Ромео появился на Зарядье-Благодатских угодьях сразу после прилета царя из Южной Америки. Появился — словно в ссылку приехал, государь ему приказал жить в деревне, дышать чистым воздухом, пить козье молоко, водить хороводы с девками, лузгать семечки и прочая, и прочая. Словом, чего там еще в деревне делают — царь всего не помнил, его мысли от деревенских проблем тогда далеко были.

Отделался овдовевший царевич по сравнению с прочими участниками великосветского свинства на Танькиной даче сравнительно легко. Надо думать, царь все же никакого особенного зла на покойного племянника не держал: за что бы? Принадлежность к сексуальному меньшинству нынче никого не интересовала, все ж таки не национальный вопрос, а ведь и тот при царе куда сразу рассосался! — ну, а какая-то мелкая судимость из времен всеми уже позабытой советской власти… Никому и ничего плохого, как теперь выяснилось, ничего не сделал он плохого в своей короткой жизни. Такие, наверное, мысли были у царя. Хотя, быть может, цари думают не то и не так, как прочие люди, но как-нибудь они это да делают? Этого они сами точно не знают, такой слух есть.

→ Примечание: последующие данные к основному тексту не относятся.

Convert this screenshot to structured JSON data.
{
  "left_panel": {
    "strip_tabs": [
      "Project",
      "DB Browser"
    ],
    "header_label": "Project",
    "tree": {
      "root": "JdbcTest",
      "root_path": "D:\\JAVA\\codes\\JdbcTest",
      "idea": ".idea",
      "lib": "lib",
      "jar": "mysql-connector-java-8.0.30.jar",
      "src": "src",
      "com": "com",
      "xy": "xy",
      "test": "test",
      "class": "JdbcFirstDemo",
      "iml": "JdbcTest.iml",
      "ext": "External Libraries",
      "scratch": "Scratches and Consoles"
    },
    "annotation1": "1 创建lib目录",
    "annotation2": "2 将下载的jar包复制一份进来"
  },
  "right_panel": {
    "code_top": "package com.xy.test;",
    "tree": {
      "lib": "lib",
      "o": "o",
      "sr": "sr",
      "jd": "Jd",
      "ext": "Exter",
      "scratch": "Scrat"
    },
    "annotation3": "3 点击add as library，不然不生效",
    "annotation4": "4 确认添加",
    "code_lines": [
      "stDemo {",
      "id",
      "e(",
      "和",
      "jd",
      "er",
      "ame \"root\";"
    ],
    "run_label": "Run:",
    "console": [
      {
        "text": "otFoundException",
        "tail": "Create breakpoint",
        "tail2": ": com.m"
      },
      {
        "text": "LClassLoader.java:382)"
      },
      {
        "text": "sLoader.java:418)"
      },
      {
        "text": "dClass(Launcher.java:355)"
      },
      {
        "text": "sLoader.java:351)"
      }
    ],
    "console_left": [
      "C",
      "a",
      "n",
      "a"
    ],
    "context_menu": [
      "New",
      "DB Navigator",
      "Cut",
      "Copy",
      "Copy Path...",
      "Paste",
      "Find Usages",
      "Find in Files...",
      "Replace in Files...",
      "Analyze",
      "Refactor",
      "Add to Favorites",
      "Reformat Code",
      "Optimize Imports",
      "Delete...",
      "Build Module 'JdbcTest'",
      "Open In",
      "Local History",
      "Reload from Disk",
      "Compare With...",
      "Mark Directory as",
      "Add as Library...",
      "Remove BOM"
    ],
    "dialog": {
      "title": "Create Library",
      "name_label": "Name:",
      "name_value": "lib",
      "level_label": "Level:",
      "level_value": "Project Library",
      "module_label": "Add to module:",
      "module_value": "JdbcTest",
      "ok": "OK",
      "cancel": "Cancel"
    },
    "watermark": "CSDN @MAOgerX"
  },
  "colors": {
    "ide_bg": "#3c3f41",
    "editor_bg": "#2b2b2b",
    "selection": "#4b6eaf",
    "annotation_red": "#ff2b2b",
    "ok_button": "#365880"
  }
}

Накачали Ромео Игоревича Романова транквилизаторами, посадили в вороной ЗИП и умчали в деревню. В главную, столичную, в Зарядье-Благодатское, поселили временно в трехкомнатной избе-люкс на десятом этаже. Заставили отоспаться, трое суток при нем единственный верный врач, вызванный из Елениной косметологической реанимации, дежурил, иглоукалывал. Двое суток проторчал. Потом приступил к отоспавшемуся молодцу батюшка Викентий. Узнав, что принц крещеный, да еще по обычному православному обряду, спросил батюшка самое простое: когда тот изволил у исповеди последний раз бывать и причащаться. Ромео честно признался, что вообще никогда. Батюшка Викентий тяжко вздохнул и предложил принцу все-таки исповедаться по-людски, не формально. Выговориться, облегчить душу. Ромео немножко подумал, а потом заговорил с такой скоростью и с таким захлебом, без остановки, что батюшка и час и два только пот с чела утирал. Слезами уходили из организма царевича и транквилизаторы, и несчастья, и еще такое, чему уйти другими путями из человеческой плоти нет никакой возможности.

К вечеру принц не только исповедался и получил все, что Российская Истинноправославная Церковь исповедующемуся дозволяет, но и стал проситься в монахи. Батюшка Викентий, принадлежа к белому духовенству, ничего по этому поводу ответить не мог, посоветовал обратиться в Святейший Синод, лучше сразу к тамошнему обер-прокурору, господину Досифею Ставраки. Царевич по слабости чувств не удержался и пробормотал уличную дразнилку, которой босяки-мальчишки провожали ЗИП обер-прокурора: «Собаки Ставраки жуют козинаки, жуют козинаки, танцуют сиртаки!..» Батюшка вздохнул и порекомендовал насчет монашества все-таки сперва обратиться к высочайшим родственникам, ибо без их ведома нынче стричь не велено, были уже попытки, и кто-то их сверху пресекал — уж не сам ли царь? Батюшка подобрал рясу и заспешил к вечерне. Собор у него был большой, но тесный, а деревня — известно какая. Отец Викентий даже сожалел, что храм никак нельзя перестроить, чтобы попросторней стало. На полпути священник встретил стадо коров, возвращавшихся с Васильевского выпаса. Пастухом в селе нанялся служить какой-то бывший знаменитый эстрадный певец; хоть и еврей, он исправно бывал у службы, и гордился, что зовут его по-библейски. На шее у передней коровы позванивал старинный валдайский колоколец. Определенно священник рисковал опоздать к службе, очень его принц задержал исповедью.